"And by strange alchemy of brain
His pleasures always turn'd to pain -
His naivete to wild desire -
His wit to love - his wine to fire -
And so, being young and dipt in folly
I fell in love with melancholy."
𝙝𝙤𝙬 𝙧𝙖𝙧𝙚 𝙖𝙣𝙙 𝙗𝙚𝙖𝙪𝙩𝙞𝙛𝙪𝙡...
VIA STEPPED OVER THE THRESHOLD and turned around, only to see Jason collapse.
"Woah, Jason!" Via caught him. "What's wrong?"
"This place..." Jason shook his head. "Sorry... It came rushing back to me."
"So you have been here," Piper said.
"We both have," Thalia said, her expression grim. "This is where my mom took us when Jason was a child. She left him here, told me he was dead. He just disappeared."
"She gave me to the wolves," Jason murmured. "At Hera's insistence. She gave me to Lupa."
"That part I didn't know." Thalia frowned. "Who is Lupa?"
An explosion shook the building. Outside, a blue mushroom cloud blew up, raining snowflakes and hail like a bomb blast made of ice instead of fire.
"Maybe this isn't the time for questions," Leo suggested. "Show us the goddess."
Once inside, Jason seemed to get his bearings. The house was built in a giant U, and Jason led them between the two wings to an outside courtyard with an empty reflecting pool. At the bottom of the pool, just as Jason had described from his dream, two spires of rock and root tendrils had cracked through the foundation.
One of the spires was much bigger—a solid dark mass about twenty feet high, and to Via it looked like a stone body bag. Underneath the mass of fused tendrils he could make out the shape of a head, wide shoulders, a massive chest and arms, like the creature was stuck waist deep in the earth. No, not stuck—rising.
On the opposite end of the pool, the other spire was smaller and more loosely woven. Each tendril was as thick as a telephone pole, with so little space between them that Via doubted she could've gotten her arm through. Still, she could see inside. And in the center of the cage stood Hera.
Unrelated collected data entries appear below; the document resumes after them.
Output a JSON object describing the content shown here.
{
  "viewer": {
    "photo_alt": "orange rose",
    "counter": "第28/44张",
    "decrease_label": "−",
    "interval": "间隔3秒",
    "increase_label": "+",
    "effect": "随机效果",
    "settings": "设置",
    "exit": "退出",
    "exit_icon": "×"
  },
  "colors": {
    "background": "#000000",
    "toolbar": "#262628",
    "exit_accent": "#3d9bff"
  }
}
The last time Via had seen her, she'd been sitting in the throne room of Olympus, proud and regal, as if she'd been the one who'd won the Titan War instead of the demigods.
Now, however, Hera wasn't proud or regal. She looked like a shadowed version of what she used to be. She didn't radiate power or glow, but looked like a regular mortal woman.
Leo dropped down into the cage and said something to Hera. She crossed her arms in annoyance and snapped back.
Via and Thalia stepped next to him, a look of hatred and distaste in each of their faces.
Thalia sighed, "We tried everything we could think of, but maybe my heart wasn't in it. If it was up to me, I'd just leave her in there."
"You're not the only one who feels that way." Via murmured.